With the transition to Mayor Fuller’s NEWCal community and senior center, programming will be available among five locations: Hyde Community Center, 345 Walnut Street; Brigham House; the War Memorial at City Hall for art classes; and the Newton Library for S.H.I.N.E. (Serving the Health Insurance Needs of Everyone) and tax assistance. Jayne is also hoping to accommodate the Senior Center’s ceramic program during construction of NewCAL.

For Jayne, who leaves Senior Services in January, retirement represents an unknown. “It’s my first retirement,” she says.

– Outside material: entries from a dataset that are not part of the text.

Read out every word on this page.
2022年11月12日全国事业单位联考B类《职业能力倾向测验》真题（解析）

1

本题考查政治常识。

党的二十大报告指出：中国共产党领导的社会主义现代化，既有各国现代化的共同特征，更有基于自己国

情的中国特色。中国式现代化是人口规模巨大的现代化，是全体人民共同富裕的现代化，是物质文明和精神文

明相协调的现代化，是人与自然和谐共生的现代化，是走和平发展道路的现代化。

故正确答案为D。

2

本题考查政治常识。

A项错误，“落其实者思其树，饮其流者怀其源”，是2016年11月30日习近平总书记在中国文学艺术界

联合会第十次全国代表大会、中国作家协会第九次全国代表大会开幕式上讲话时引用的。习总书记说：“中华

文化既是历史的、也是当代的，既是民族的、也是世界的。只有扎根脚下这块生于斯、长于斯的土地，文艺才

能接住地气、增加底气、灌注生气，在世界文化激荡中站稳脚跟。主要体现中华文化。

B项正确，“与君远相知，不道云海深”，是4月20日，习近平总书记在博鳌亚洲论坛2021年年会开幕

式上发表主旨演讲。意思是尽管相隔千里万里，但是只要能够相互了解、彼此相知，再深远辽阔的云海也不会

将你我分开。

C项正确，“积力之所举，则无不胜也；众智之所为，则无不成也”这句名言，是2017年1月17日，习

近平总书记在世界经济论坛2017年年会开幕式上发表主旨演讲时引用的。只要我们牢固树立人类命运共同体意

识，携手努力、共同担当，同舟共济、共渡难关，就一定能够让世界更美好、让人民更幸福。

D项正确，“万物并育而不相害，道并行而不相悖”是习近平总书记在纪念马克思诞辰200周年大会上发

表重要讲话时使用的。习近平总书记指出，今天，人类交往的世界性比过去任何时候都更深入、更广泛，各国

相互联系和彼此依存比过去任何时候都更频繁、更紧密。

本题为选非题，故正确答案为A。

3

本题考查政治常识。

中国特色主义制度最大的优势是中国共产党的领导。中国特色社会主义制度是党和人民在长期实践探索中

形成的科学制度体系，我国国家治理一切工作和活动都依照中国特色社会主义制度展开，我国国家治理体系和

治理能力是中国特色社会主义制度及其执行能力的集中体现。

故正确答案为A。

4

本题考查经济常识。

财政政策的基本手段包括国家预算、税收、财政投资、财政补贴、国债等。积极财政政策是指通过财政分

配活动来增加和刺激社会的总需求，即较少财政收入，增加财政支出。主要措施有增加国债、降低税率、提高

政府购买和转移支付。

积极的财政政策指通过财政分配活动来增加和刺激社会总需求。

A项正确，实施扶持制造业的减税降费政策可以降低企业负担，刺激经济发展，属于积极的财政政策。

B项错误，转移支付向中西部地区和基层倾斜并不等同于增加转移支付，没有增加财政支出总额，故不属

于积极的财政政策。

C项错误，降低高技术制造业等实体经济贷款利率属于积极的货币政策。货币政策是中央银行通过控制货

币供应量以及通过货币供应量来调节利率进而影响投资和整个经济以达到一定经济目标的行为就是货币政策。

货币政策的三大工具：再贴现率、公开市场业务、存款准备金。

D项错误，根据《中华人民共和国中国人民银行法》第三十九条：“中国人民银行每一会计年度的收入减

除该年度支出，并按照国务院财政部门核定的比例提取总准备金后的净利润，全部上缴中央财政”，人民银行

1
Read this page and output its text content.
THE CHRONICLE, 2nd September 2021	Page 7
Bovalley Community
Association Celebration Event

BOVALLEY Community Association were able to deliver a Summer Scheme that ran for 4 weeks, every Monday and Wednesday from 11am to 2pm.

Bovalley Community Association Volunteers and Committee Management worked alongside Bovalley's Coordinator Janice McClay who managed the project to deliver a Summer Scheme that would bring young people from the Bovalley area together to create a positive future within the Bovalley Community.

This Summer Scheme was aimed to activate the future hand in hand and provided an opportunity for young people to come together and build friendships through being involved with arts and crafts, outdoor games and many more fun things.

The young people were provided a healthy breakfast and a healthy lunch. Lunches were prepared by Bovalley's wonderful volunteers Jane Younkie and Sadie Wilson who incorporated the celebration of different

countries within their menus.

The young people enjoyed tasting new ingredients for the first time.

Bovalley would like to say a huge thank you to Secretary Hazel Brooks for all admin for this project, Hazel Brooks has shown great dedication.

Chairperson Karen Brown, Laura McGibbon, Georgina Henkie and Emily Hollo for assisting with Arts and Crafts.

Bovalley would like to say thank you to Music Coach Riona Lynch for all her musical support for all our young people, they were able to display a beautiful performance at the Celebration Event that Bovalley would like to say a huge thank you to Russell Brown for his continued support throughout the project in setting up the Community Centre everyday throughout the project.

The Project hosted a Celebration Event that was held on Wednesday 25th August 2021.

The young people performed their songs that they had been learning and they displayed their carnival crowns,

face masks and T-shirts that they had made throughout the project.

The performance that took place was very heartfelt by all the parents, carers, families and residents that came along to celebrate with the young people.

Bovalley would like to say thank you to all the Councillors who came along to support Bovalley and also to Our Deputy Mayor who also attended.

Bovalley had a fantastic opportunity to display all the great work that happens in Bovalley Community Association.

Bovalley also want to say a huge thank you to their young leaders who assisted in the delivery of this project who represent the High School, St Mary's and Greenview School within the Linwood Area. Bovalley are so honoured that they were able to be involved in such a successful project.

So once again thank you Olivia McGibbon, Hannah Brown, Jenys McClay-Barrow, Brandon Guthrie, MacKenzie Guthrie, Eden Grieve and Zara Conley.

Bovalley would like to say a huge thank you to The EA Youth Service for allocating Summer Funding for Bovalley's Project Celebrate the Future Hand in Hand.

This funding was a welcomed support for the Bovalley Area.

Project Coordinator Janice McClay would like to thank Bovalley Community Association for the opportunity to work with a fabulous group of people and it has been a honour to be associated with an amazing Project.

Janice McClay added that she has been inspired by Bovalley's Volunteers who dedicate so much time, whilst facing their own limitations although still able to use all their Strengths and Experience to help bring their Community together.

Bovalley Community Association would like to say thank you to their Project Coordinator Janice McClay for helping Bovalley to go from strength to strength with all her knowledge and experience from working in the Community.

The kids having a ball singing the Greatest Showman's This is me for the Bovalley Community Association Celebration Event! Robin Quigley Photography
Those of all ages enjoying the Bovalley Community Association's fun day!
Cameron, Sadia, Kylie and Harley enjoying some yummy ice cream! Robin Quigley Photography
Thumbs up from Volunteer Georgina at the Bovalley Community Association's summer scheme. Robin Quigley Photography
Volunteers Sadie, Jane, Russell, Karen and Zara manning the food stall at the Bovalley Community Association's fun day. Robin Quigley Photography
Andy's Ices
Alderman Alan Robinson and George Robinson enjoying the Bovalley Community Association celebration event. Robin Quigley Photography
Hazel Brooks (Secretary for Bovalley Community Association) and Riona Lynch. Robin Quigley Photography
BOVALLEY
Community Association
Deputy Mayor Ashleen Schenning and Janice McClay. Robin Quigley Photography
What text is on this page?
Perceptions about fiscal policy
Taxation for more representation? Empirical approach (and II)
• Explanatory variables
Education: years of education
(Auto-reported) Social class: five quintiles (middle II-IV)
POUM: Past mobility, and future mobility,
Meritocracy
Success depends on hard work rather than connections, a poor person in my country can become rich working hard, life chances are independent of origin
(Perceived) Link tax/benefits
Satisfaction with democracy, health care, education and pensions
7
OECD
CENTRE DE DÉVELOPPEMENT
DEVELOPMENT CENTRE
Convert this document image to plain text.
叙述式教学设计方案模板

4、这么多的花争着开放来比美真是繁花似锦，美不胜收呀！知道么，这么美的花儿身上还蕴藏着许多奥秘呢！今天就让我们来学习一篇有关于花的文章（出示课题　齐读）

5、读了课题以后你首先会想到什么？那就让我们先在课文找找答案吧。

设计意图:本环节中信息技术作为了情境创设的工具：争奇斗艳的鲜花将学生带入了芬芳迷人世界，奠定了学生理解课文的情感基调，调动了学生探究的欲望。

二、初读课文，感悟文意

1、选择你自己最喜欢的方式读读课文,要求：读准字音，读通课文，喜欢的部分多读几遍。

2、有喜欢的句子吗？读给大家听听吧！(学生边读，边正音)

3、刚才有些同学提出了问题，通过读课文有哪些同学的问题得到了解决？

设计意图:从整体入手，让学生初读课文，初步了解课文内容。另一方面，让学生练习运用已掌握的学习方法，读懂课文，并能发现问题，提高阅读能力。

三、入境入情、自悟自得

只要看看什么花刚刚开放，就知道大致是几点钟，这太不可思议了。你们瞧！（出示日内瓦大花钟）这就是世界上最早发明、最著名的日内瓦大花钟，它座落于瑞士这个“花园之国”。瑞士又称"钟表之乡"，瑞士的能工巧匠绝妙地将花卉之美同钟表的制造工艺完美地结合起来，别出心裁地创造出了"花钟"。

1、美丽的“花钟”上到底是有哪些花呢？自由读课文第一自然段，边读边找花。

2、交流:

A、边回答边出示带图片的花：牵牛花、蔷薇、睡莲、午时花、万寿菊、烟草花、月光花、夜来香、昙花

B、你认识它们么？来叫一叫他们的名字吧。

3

She, her husband, Dan and her son also Dan, have lived in a two-bedroom house on Elder Road in Needham and are moving to Nobleboro, Maine, where Jayne plans to be involved in a project to build affordable end-of-life cottages, “keeping older adults in the center of the village.” Until now, “I “lived” in Newton and “slept” in Needham,” but her move to Maine will give her the opportunity to live and work in the same place.

Susan Albright, Newton City Council President, praised Jayne Colino’s “understanding of seniors and her empathy for seniors in our society. Having served with Jayne on the NewCAL working group, President Albright credited “Jayne’s understanding of the building’s needs, which will result in a fabulous center.“ Of Jayne’s departure, the Council President said ” I don’t know Senior Services without Jayne Colino,” to which Jayne Colino replied, “I’m curious to find out who Jayne Colino is without Senior Services.”